2009 — 5 July: Sunday

Suddenly, it's gone midnight — again. How does that keep happening? Anyway, before I hit the hay, tonight's picture of Christa. It's one I had to work on quite a lot to rescue from underexposed oblivion, and dates from September 1976, back in Old Windsor:

Christa in Old Windsor, September 1976

My next excitement will be making my next crockpot. Be still, oh beating heart. First, some sleep. Tonight's gamble is "Do I leave the skylight open?" (The BBC's feather warcast is suggesting light showers at 07:00, which could mean anything up to a tornado at ten, I imagine.)

G'night.

The Mark of the Beast?

It is said, is it not, that a sign of intelligence is the ability to hold conflicting opinions in mind simultaneously without going mad. So (according to the BBC Radio 3 news) the Fellowship of Confessing Anglicans' stance is "We welcome homosexuals, we don't want to exclude people, but we want them to repent and be changed". (Source of this incredible weirdness.)

Where did I park my pitchfork? I'd better retire to my kitchen and cook up a storm. It's 09:10, drizzling a little, and still rather too humid for my taste. And now it's 10:33 and Monsieur Le Crockpot is satisfactorily stuffed and on his thermal journey. The kitchen is (relatively) tidy and, should my appetite ever revive, I shall munch a croissant for breakfast and pretend I'm on the terrace of that nice little hotel, 40 years ago. As were my parents:

Parents, July 1969

Nice to see that dear Mama was just as reluctant to crack a smile even back then. (As I said, it was Christa who taught me to smile!) I find Philip Larkin to be very accurate on one's parents...

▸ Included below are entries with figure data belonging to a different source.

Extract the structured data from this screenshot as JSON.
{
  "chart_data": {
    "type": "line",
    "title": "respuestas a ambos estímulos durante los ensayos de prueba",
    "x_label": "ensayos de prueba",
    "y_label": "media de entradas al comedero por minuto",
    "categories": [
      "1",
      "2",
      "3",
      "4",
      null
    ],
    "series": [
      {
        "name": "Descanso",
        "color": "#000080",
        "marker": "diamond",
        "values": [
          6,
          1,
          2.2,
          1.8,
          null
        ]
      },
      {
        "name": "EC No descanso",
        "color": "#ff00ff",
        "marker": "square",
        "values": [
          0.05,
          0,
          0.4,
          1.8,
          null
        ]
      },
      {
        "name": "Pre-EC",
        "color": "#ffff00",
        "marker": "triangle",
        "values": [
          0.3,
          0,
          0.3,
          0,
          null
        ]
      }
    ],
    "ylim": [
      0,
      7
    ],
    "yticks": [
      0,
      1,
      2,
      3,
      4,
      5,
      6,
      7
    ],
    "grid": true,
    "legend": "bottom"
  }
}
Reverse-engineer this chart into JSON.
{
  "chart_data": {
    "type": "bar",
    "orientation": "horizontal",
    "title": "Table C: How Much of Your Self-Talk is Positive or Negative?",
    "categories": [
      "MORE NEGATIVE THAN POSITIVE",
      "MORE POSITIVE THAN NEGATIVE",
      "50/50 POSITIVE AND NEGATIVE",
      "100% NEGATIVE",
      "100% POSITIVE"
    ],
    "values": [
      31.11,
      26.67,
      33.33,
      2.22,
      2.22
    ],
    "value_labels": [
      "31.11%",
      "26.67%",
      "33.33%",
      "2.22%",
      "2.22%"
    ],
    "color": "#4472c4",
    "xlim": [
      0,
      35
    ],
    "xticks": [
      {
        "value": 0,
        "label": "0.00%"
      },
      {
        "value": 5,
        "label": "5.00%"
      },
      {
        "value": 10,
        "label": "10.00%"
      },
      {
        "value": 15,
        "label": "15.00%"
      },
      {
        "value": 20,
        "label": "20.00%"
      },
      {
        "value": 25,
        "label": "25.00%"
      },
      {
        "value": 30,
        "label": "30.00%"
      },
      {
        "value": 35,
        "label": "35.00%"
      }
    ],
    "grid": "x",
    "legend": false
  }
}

Couldn't agree more... dept.

Actually, couldn't have put it better myself, either:

So my wonderful, top-end FM tuner, which had been my pride and joy for twenty-five years, which, together with its roof-mounted directional dipole aerial, gives a sublimely wonderful listening experience, is to pass into desuetude, leaving me the flat, lifeless, sub-MP2 quality of DAB as its replacement. Well, thanks! I hope that thousands of audiophiles like myself, create a stink over these wretched proposals and that they get punted out where they belong — into the deep long grass.

"Lavendersblue" commenting in The Guardian


Upcoming goodies... dept.

These were my first two SF paperbacks. (They have — courtesy of a "John Bull printing set" — the numbers one and two printed inside them!) The DVD cover is of the 1981 TV film that's being repeated tonight on BBC4.

Books

Why I was drawn, so early, to such tales of apocalyptic disaster is another matter. Meanwhile, BBC Radio 3 is offering a Roger McGough production of Tartuffe. Crikey.

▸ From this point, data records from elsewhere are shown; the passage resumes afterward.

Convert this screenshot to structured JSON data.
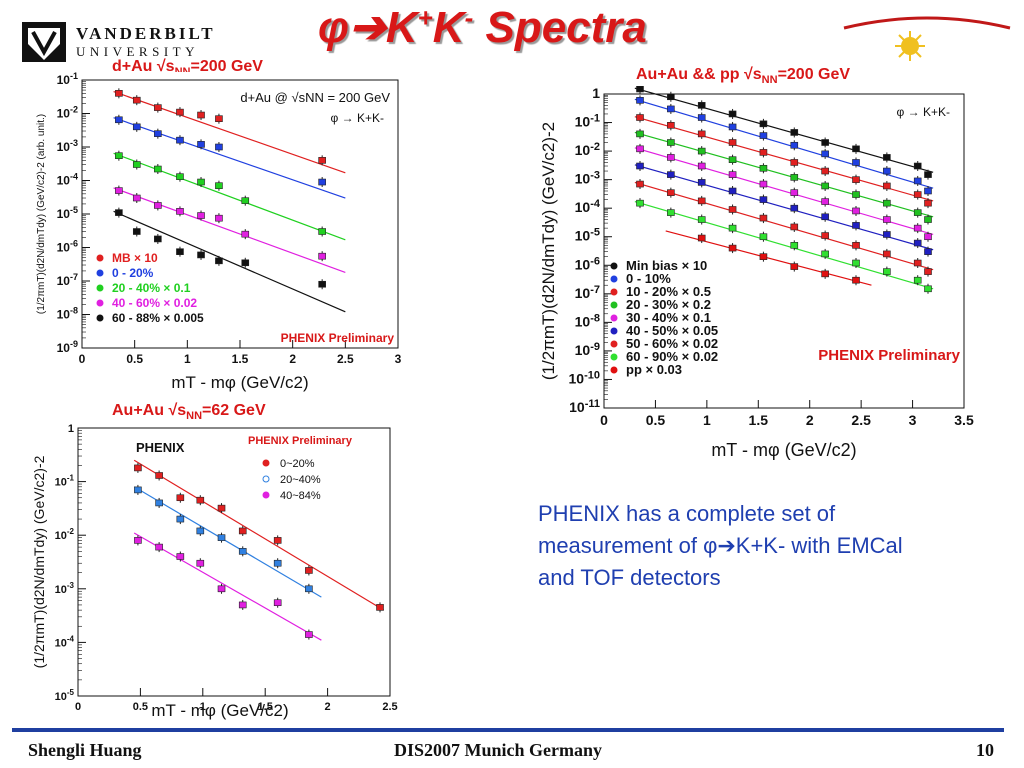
{
  "header": {
    "university_line1": "VANDERBILT",
    "university_line2": "UNIVERSITY",
    "title_main": "φ➔K",
    "title_sup1": "+",
    "title_mid": "K",
    "title_sup2": "-",
    "title_end": " Spectra",
    "experiment_logo": "PHENIX"
  },
  "captions": {
    "dau": "d+Au √s",
    "dau_sub": "NN",
    "dau_end": "=200 GeV",
    "auau200": "Au+Au && pp √s",
    "auau200_sub": "NN",
    "auau200_end": "=200 GeV",
    "auau62": "Au+Au √s",
    "auau62_sub": "NN",
    "auau62_end": "=62 GeV"
  },
  "description": {
    "line": "PHENIX has a complete set of measurement of φ➔K+K- with EMCal and TOF detectors"
  },
  "footer": {
    "author": "Shengli Huang",
    "conference": "DIS2007 Munich Germany",
    "page": "10"
  },
  "colors": {
    "accent_red": "#d81818",
    "text_blue": "#1f3fb0",
    "rule_blue": "#1f3fa0"
  },
  "chart_data": [
    {
      "type": "scatter",
      "log_y": true,
      "xlim": [
        0,
        3
      ],
      "ylim_exp": [
        -9,
        -1
      ],
      "x_ticks": [
        "0",
        "0.5",
        "1",
        "1.5",
        "2",
        "2.5",
        "3"
      ],
      "y_ticks": [
        "10-9",
        "10-8",
        "10-7",
        "10-6",
        "10-5",
        "10-4",
        "10-3",
        "10-2",
        "10-1"
      ],
      "xlabel": "mT - mφ (GeV/c2)",
      "ylabel": "(1/2πmT)(d2N/dmTdy) (GeV/c2)-2 (arb. unit.)",
      "annotation": "d+Au @ √sNN = 200 GeV",
      "annotation2": "φ → K+K-",
      "preliminary": "PHENIX Preliminary",
      "legend_position": "bottom-left",
      "series": [
        {
          "name": "MB × 10",
          "color": "#e02020",
          "x": [
            0.35,
            0.52,
            0.72,
            0.93,
            1.13,
            1.3,
            2.28
          ],
          "y": [
            0.04,
            0.025,
            0.015,
            0.011,
            0.009,
            0.007,
            0.0004
          ],
          "fit": [
            0.3,
            0.045,
            2.5,
            0.00017
          ]
        },
        {
          "name": "0 - 20%",
          "color": "#2040e0",
          "x": [
            0.35,
            0.52,
            0.72,
            0.93,
            1.13,
            1.3,
            2.28
          ],
          "y": [
            0.0065,
            0.004,
            0.0025,
            0.0016,
            0.0012,
            0.001,
            9e-05
          ],
          "fit": [
            0.3,
            0.0075,
            2.5,
            3e-05
          ]
        },
        {
          "name": "20 - 40% × 0.1",
          "color": "#20d020",
          "x": [
            0.35,
            0.52,
            0.72,
            0.93,
            1.13,
            1.3,
            1.55,
            2.28
          ],
          "y": [
            0.00055,
            0.0003,
            0.00022,
            0.00013,
            9e-05,
            7e-05,
            2.5e-05,
            3e-06
          ],
          "fit": [
            0.3,
            0.00065,
            2.5,
            1.7e-06
          ]
        },
        {
          "name": "40 - 60% × 0.02",
          "color": "#e020e0",
          "x": [
            0.35,
            0.52,
            0.72,
            0.93,
            1.13,
            1.3,
            1.55,
            2.28
          ],
          "y": [
            5e-05,
            3e-05,
            1.8e-05,
            1.2e-05,
            9e-06,
            7.5e-06,
            2.5e-06,
            5.5e-07
          ],
          "fit": [
            0.3,
            6e-05,
            2.5,
            1.8e-07
          ]
        },
        {
          "name": "60 - 88% × 0.005",
          "color": "#111111",
          "x": [
            0.35,
            0.52,
            0.72,
            0.93,
            1.13,
            1.3,
            1.55,
            2.28
          ],
          "y": [
            1.1e-05,
            3e-06,
            1.8e-06,
            7.5e-07,
            6e-07,
            4e-07,
            3.5e-07,
            8e-08
          ],
          "fit": [
            0.3,
            1.2e-05,
            2.5,
            1.2e-08
          ]
        }
      ]
    },
    {
      "type": "scatter",
      "log_y": true,
      "xlim": [
        0,
        3.5
      ],
      "ylim_exp": [
        -11,
        0
      ],
      "x_ticks": [
        "0",
        "0.5",
        "1",
        "1.5",
        "2",
        "2.5",
        "3",
        "3.5"
      ],
      "y_ticks": [
        "10-11",
        "10-10",
        "10-9",
        "10-8",
        "10-7",
        "10-6",
        "10-5",
        "10-4",
        "10-3",
        "10-2",
        "10-1",
        "1"
      ],
      "xlabel": "mT - mφ (GeV/c2)",
      "ylabel": "(1/2πmT)(d2N/dmTdy) (GeV/c2)-2",
      "annotation2": "φ → K+K-",
      "preliminary": "PHENIX Preliminary",
      "legend_position": "bottom-left",
      "series": [
        {
          "name": "Min bias × 10",
          "color": "#111111",
          "x": [
            0.35,
            0.65,
            0.95,
            1.25,
            1.55,
            1.85,
            2.15,
            2.45,
            2.75,
            3.05,
            3.15
          ],
          "y": [
            1.5,
            0.8,
            0.4,
            0.2,
            0.09,
            0.045,
            0.02,
            0.012,
            0.006,
            0.003,
            0.0015
          ],
          "fit": [
            0.3,
            1.6,
            3.2,
            0.0018
          ]
        },
        {
          "name": "0 - 10%",
          "color": "#2040e0",
          "x": [
            0.35,
            0.65,
            0.95,
            1.25,
            1.55,
            1.85,
            2.15,
            2.45,
            2.75,
            3.05,
            3.15
          ],
          "y": [
            0.6,
            0.3,
            0.15,
            0.07,
            0.035,
            0.016,
            0.008,
            0.004,
            0.002,
            0.0009,
            0.0004
          ],
          "fit": [
            0.3,
            0.65,
            3.2,
            0.0005
          ]
        },
        {
          "name": "10 - 20% × 0.5",
          "color": "#e02020",
          "x": [
            0.35,
            0.65,
            0.95,
            1.25,
            1.55,
            1.85,
            2.15,
            2.45,
            2.75,
            3.05,
            3.15
          ],
          "y": [
            0.15,
            0.08,
            0.04,
            0.02,
            0.009,
            0.004,
            0.002,
            0.001,
            0.0006,
            0.0003,
            0.00015
          ],
          "fit": [
            0.3,
            0.16,
            3.2,
            0.00018
          ]
        },
        {
          "name": "20 - 30% × 0.2",
          "color": "#20c020",
          "x": [
            0.35,
            0.65,
            0.95,
            1.25,
            1.55,
            1.85,
            2.15,
            2.45,
            2.75,
            3.05,
            3.15
          ],
          "y": [
            0.04,
            0.02,
            0.01,
            0.005,
            0.0025,
            0.0012,
            0.0006,
            0.0003,
            0.00015,
            7e-05,
            4e-05
          ],
          "fit": [
            0.3,
            0.045,
            3.2,
            5e-05
          ]
        },
        {
          "name": "30 - 40% × 0.1",
          "color": "#e020e0",
          "x": [
            0.35,
            0.65,
            0.95,
            1.25,
            1.55,
            1.85,
            2.15,
            2.45,
            2.75,
            3.05,
            3.15
          ],
          "y": [
            0.012,
            0.006,
            0.003,
            0.0015,
            0.0007,
            0.00035,
            0.00017,
            8e-05,
            4e-05,
            2e-05,
            1e-05
          ],
          "fit": [
            0.3,
            0.013,
            3.2,
            1.2e-05
          ]
        },
        {
          "name": "40 - 50% × 0.05",
          "color": "#2020c0",
          "x": [
            0.35,
            0.65,
            0.95,
            1.25,
            1.55,
            1.85,
            2.15,
            2.45,
            2.75,
            3.05,
            3.15
          ],
          "y": [
            0.003,
            0.0015,
            0.0008,
            0.0004,
            0.0002,
            0.0001,
            5e-05,
            2.5e-05,
            1.2e-05,
            6e-06,
            3e-06
          ],
          "fit": [
            0.3,
            0.0033,
            3.2,
            3.5e-06
          ]
        },
        {
          "name": "50 - 60% × 0.02",
          "color": "#e02020",
          "x": [
            0.35,
            0.65,
            0.95,
            1.25,
            1.55,
            1.85,
            2.15,
            2.45,
            2.75,
            3.05,
            3.15
          ],
          "y": [
            0.0007,
            0.00035,
            0.00018,
            9e-05,
            4.5e-05,
            2.2e-05,
            1.1e-05,
            5e-06,
            2.5e-06,
            1.2e-06,
            6e-07
          ],
          "fit": [
            0.3,
            0.0008,
            3.2,
            7e-07
          ]
        },
        {
          "name": "60 - 90% × 0.02",
          "color": "#30e030",
          "x": [
            0.35,
            0.65,
            0.95,
            1.25,
            1.55,
            1.85,
            2.15,
            2.45,
            2.75,
            3.05,
            3.15
          ],
          "y": [
            0.00015,
            7e-05,
            4e-05,
            2e-05,
            1e-05,
            5e-06,
            2.5e-06,
            1.2e-06,
            6e-07,
            3e-07,
            1.5e-07
          ],
          "fit": [
            0.3,
            0.00017,
            3.2,
            1.5e-07
          ]
        },
        {
          "name": "pp × 0.03",
          "color": "#e01010",
          "x": [
            0.95,
            1.25,
            1.55,
            1.85,
            2.15,
            2.45
          ],
          "y": [
            9e-06,
            4e-06,
            2e-06,
            9e-07,
            5e-07,
            3e-07
          ],
          "fit": [
            0.6,
            1.6e-05,
            2.6,
            2e-07
          ]
        }
      ]
    },
    {
      "type": "scatter",
      "log_y": true,
      "xlim": [
        0,
        2.5
      ],
      "ylim_exp": [
        -5,
        0
      ],
      "x_ticks": [
        "0",
        "0.5",
        "1",
        "1.5",
        "2",
        "2.5"
      ],
      "y_ticks": [
        "10-5",
        "10-4",
        "10-3",
        "10-2",
        "10-1",
        "1"
      ],
      "xlabel": "mT - mφ (GeV/c2)",
      "ylabel": "(1/2πmT)(d2N/dmTdy) (GeV/c2)-2",
      "preliminary": "PHENIX Preliminary",
      "logo": "PHENIX",
      "legend_position": "top-right",
      "series": [
        {
          "name": "0~20%",
          "color": "#e02020",
          "x": [
            0.48,
            0.65,
            0.82,
            0.98,
            1.15,
            1.32,
            1.6,
            1.85,
            2.42
          ],
          "y": [
            0.18,
            0.13,
            0.05,
            0.045,
            0.032,
            0.012,
            0.008,
            0.0022,
            0.00045
          ],
          "fit": [
            0.45,
            0.25,
            2.45,
            0.0004
          ]
        },
        {
          "name": "20~40%",
          "color": "#3080e0",
          "x": [
            0.48,
            0.65,
            0.82,
            0.98,
            1.15,
            1.32,
            1.6,
            1.85
          ],
          "y": [
            0.07,
            0.04,
            0.02,
            0.012,
            0.009,
            0.005,
            0.003,
            0.001
          ],
          "fit": [
            0.45,
            0.08,
            1.95,
            0.0007
          ]
        },
        {
          "name": "40~84%",
          "color": "#e020e0",
          "x": [
            0.48,
            0.65,
            0.82,
            0.98,
            1.15,
            1.32,
            1.6,
            1.85
          ],
          "y": [
            0.008,
            0.006,
            0.004,
            0.003,
            0.001,
            0.0005,
            0.00055,
            0.00014
          ],
          "fit": [
            0.45,
            0.011,
            1.95,
            0.00011
          ]
        }
      ]
    }
  ]
}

Getting hungry! It's 13:00 and we're plotting a walk tomorrow (after a week off, basically). Now (after my light lunch of ham salad, cheese and pips1) I can reveal — as I squish my way through a grapefruit for "pud" — the destination will be Exbury, and the party will be four chaps and a dog. Though he's called Bobby, not Montmorency.

Hark! La Belle Bleu has just returned from a lunchtime outing. Her battery is presumably still hanging on to its charge.

What goes around... dept.

Remember that Honda TV advert "Cog"? I've just scanned2 the artwork for the 30-minute film made in 1987 that inspired it. It is, I admit, one of the slightly more outré DVDs in my collection:

DVD

And, while I'm browsing IMDB, how can "Jessica Tate" possibly be 81 years old?

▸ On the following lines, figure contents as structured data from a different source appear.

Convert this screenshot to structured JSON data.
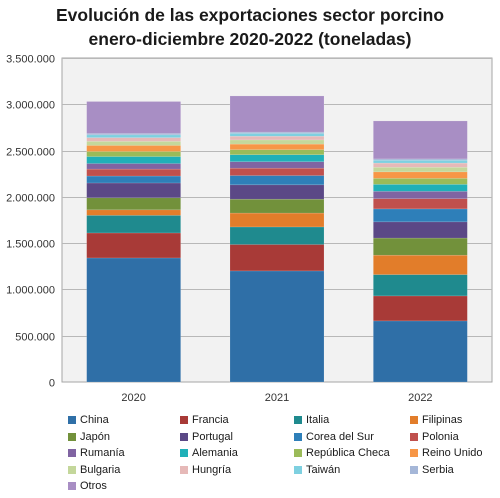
{
  "chart_data": {
    "type": "bar",
    "stacked": true,
    "title_lines": [
      "Evolución de las exportaciones sector porcino",
      "enero-diciembre  2020-2022 (toneladas)"
    ],
    "xlabel": "",
    "ylabel": "",
    "categories": [
      "2020",
      "2021",
      "2022"
    ],
    "ylim": [
      0,
      3500000
    ],
    "yticks": [
      0,
      500000,
      1000000,
      1500000,
      2000000,
      2500000,
      3000000,
      3500000
    ],
    "ytick_labels": [
      "0",
      "500.000",
      "1.000.000",
      "1.500.000",
      "2.000.000",
      "2.500.000",
      "3.000.000",
      "3.500.000"
    ],
    "grid": true,
    "legend_position": "bottom",
    "series": [
      {
        "name": "China",
        "color": "#2f6fa7",
        "values": [
          1340000,
          1200000,
          660000
        ]
      },
      {
        "name": "Francia",
        "color": "#a83a37",
        "values": [
          270000,
          285000,
          270000
        ]
      },
      {
        "name": "Italia",
        "color": "#1f8a8e",
        "values": [
          190000,
          190000,
          230000
        ]
      },
      {
        "name": "Filipinas",
        "color": "#e27d2a",
        "values": [
          60000,
          150000,
          210000
        ]
      },
      {
        "name": "Japón",
        "color": "#72913b",
        "values": [
          130000,
          150000,
          185000
        ]
      },
      {
        "name": "Portugal",
        "color": "#5b4886",
        "values": [
          160000,
          155000,
          175000
        ]
      },
      {
        "name": "Corea del Sur",
        "color": "#2e7fb9",
        "values": [
          75000,
          100000,
          140000
        ]
      },
      {
        "name": "Polonia",
        "color": "#c0504d",
        "values": [
          75000,
          80000,
          110000
        ]
      },
      {
        "name": "Rumanía",
        "color": "#8064a2",
        "values": [
          60000,
          70000,
          80000
        ]
      },
      {
        "name": "Alemania",
        "color": "#20b0b8",
        "values": [
          75000,
          75000,
          75000
        ]
      },
      {
        "name": "República Checa",
        "color": "#9bbb59",
        "values": [
          55000,
          55000,
          65000
        ]
      },
      {
        "name": "Reino Unido",
        "color": "#f79646",
        "values": [
          65000,
          60000,
          70000
        ]
      },
      {
        "name": "Bulgaria",
        "color": "#c4d79b",
        "values": [
          45000,
          45000,
          50000
        ]
      },
      {
        "name": "Hungría",
        "color": "#e6b9b8",
        "values": [
          40000,
          40000,
          45000
        ]
      },
      {
        "name": "Taiwán",
        "color": "#7ed0e0",
        "values": [
          30000,
          30000,
          30000
        ]
      },
      {
        "name": "Serbia",
        "color": "#a5b7d8",
        "values": [
          15000,
          15000,
          15000
        ]
      },
      {
        "name": "Otros",
        "color": "#a88ec4",
        "values": [
          345000,
          390000,
          410000
        ]
      }
    ]
  }
}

Matters Epistemological... dept.

I'm sufficiently painstaking that I try to check things I put in emails before I launch them. So while I was checking the Carl Sagan quotation about how to make an apple pie from scratch ("you must first create the universe") I was delighted to find this:

In science it often happens that scientists say, 'You know that's a really good argument; my position is mistaken,' and then they would actually change their minds and you never hear that old view from them again. They really do it. It doesn't happen as often as it should, because scientists are human and change is sometimes painful. But it happens every day. I cannot recall the last time something like that happened in politics or religion.

Carl Sagan in his CSICOP Keynote Address, 3 April 1987


How about "Never!"?

Tartuffe was fun, and this is fascinating. I've never heard Gordon Bell before, though I've known of him for years, of course. And Peter Gabriel with Witness.org. Amazing. Plus Nigel Shadbolt, (almost) right here in River (Itchen) City... Yep, fascinating.

  

Footnotes

1  An old family joke based on my known liking for Spoonerisms.
2  A long-running project, but (at letter "W") I'm nearing the end. Except, inevitably, for the artwork that has mysteriously migrated to the loft rather than into my series of handy A4 plastic folders in the living room.